COS 89-9 - New approaches to species distribution modeling with Maxent: Rethinking model interpretation, model complexity and prior assumptions

Wednesday, August 8, 2012: 10:50 AM
Portland Blrm 255, Oregon Convention Center
Cory Merow, Quantitative Ecology Group, Smithsonian Environmental Research Center, Edgewater, MD, Matthew Smith, Computational Science Laboratory, Microsoft Research, Cambridge, United Kingdom and John Silander, Ecology and Evolutionary Biology, University of Connecticut, Storrs,, CT
Background/Question/Methods

Maxent is one of the most popular species distribution modeling methods, with over 400 published applications in the just the last six years. Maxent users are confronted with a wide variety of options when fitting their models, from the multiple options and settings available in the software to which input datasets to choose. However, the default settings are often chosen as a consequence of unfamiliarity with maximum entropy models, even though alternatives may often be more appropriate when connected to specific ecological questions. To explore Maxent’s assumptions, we demonstrate the variability in model output that can result from altering model settings and offer suggestions for choosing these settings.

Results/Conclusions

Maxent models are capable of predicting the relative probability of occurrence, but not the absolute probability of occurrence. Considering this, and the quality of opportunistically collected occurrence data and coarse resolution, remotely sensed environmental data, predictions must be interpreted cautiously when creating range maps and using them to answer complex ecological or evolutionary questions. In many cases, Maxent is best suited for hypothesis generation and asking better questions, not answering them.

To date, variable selection methods explored for Maxent derive almost exclusively from machine learning perspectives, which focus more on complex pattern recognition than on producing easily interpreted models. We outline a more general approach, based on constructing simpler models motivated by specific ecological questions.

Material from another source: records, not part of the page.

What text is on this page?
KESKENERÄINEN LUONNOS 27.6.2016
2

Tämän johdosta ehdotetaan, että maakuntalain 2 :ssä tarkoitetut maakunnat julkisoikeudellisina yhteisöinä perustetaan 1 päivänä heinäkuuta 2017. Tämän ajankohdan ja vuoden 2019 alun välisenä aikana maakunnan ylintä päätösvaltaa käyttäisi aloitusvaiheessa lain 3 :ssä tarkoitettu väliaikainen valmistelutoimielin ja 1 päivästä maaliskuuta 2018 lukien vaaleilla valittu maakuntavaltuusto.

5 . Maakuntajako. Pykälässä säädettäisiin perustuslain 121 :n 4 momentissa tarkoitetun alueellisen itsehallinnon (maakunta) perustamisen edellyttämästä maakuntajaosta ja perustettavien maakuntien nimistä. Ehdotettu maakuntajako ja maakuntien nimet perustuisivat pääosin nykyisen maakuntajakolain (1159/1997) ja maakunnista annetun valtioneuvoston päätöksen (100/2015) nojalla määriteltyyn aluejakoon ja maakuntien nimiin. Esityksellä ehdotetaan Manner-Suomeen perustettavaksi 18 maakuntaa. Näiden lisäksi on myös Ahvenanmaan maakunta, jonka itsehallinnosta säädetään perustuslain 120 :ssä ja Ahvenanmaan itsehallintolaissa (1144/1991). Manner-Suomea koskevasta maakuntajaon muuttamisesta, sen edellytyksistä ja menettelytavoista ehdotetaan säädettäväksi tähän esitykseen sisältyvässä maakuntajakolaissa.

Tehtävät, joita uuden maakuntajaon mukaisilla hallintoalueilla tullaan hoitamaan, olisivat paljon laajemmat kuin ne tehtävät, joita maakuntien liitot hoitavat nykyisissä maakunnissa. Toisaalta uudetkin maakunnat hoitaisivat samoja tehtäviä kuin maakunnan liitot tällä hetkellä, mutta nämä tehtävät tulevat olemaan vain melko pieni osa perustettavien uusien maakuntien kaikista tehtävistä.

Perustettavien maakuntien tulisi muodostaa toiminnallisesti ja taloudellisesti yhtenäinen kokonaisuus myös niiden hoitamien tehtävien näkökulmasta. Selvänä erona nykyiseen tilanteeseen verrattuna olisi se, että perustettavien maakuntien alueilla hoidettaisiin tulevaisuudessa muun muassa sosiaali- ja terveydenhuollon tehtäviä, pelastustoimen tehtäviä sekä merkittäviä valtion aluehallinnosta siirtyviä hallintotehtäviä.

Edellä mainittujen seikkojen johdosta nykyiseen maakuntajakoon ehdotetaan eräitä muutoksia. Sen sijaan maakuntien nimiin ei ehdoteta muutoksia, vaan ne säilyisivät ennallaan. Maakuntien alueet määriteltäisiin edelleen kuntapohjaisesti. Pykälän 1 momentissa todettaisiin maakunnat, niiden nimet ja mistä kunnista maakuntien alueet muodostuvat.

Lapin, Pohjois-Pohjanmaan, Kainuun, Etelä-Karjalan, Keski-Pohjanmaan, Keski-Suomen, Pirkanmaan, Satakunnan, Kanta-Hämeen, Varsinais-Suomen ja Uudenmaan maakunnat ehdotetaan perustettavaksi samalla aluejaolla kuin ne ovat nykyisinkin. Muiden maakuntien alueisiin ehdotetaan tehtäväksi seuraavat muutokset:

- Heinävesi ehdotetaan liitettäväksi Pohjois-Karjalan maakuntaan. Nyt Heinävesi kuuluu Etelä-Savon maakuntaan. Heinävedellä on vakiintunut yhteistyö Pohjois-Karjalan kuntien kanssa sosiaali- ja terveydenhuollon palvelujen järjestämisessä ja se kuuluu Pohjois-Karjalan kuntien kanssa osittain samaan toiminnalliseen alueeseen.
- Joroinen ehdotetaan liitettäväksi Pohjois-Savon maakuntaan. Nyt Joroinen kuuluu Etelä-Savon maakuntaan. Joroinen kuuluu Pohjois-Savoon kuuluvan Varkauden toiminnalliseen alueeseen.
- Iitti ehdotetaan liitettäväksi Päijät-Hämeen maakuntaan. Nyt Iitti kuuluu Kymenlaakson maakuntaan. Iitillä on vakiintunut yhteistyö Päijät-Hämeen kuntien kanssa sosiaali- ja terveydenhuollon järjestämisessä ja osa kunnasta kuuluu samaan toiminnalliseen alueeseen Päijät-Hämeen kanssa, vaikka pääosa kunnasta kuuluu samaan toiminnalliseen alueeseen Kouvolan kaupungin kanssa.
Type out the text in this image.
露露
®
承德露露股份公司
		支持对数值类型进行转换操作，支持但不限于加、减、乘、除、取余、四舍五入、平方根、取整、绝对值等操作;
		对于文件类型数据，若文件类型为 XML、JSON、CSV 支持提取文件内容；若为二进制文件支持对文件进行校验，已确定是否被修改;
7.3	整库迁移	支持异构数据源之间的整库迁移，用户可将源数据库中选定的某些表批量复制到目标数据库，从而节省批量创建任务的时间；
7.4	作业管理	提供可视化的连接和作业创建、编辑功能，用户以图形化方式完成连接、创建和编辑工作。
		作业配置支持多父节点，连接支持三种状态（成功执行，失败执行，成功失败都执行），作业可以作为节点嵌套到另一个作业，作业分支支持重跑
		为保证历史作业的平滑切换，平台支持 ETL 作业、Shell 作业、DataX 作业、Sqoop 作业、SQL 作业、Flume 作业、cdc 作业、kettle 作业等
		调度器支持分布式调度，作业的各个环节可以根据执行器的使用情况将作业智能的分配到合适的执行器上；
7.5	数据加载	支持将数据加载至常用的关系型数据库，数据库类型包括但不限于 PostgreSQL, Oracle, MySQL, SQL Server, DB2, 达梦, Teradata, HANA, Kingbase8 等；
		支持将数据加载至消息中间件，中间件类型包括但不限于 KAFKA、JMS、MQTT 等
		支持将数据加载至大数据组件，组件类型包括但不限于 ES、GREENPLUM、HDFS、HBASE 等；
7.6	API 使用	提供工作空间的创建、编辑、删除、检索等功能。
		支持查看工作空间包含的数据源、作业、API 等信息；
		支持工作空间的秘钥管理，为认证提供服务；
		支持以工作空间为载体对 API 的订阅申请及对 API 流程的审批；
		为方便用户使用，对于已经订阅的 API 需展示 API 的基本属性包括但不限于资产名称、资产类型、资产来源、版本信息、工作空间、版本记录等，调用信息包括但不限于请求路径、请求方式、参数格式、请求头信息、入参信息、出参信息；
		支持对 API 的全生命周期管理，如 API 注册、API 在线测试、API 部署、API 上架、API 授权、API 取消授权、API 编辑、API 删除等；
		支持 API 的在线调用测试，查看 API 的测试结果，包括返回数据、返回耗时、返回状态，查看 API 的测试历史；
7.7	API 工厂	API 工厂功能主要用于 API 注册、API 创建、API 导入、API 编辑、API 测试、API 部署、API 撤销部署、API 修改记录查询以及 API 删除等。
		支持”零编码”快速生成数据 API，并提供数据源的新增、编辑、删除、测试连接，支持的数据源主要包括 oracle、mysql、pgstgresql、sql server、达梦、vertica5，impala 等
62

In Maxent, different prior assumptions (null models) are reflected by methods of background sample selection and accounting for sampling bias. We relate these subtle cases of prior specification to the more general case, where ‘ecological’ priors can be used to incorporate different ecological assumptions or output from other models. Ecological priors are used to improve predictions of models for invasive ranges using native range data and models accounting for dispersal limitation. When ecological priors are applied to understand the spread Celastrus orbiculatus, an invasive liana, across New England (USA) over the last century, we find that greater spread is predicted in northern New England than models using default settings.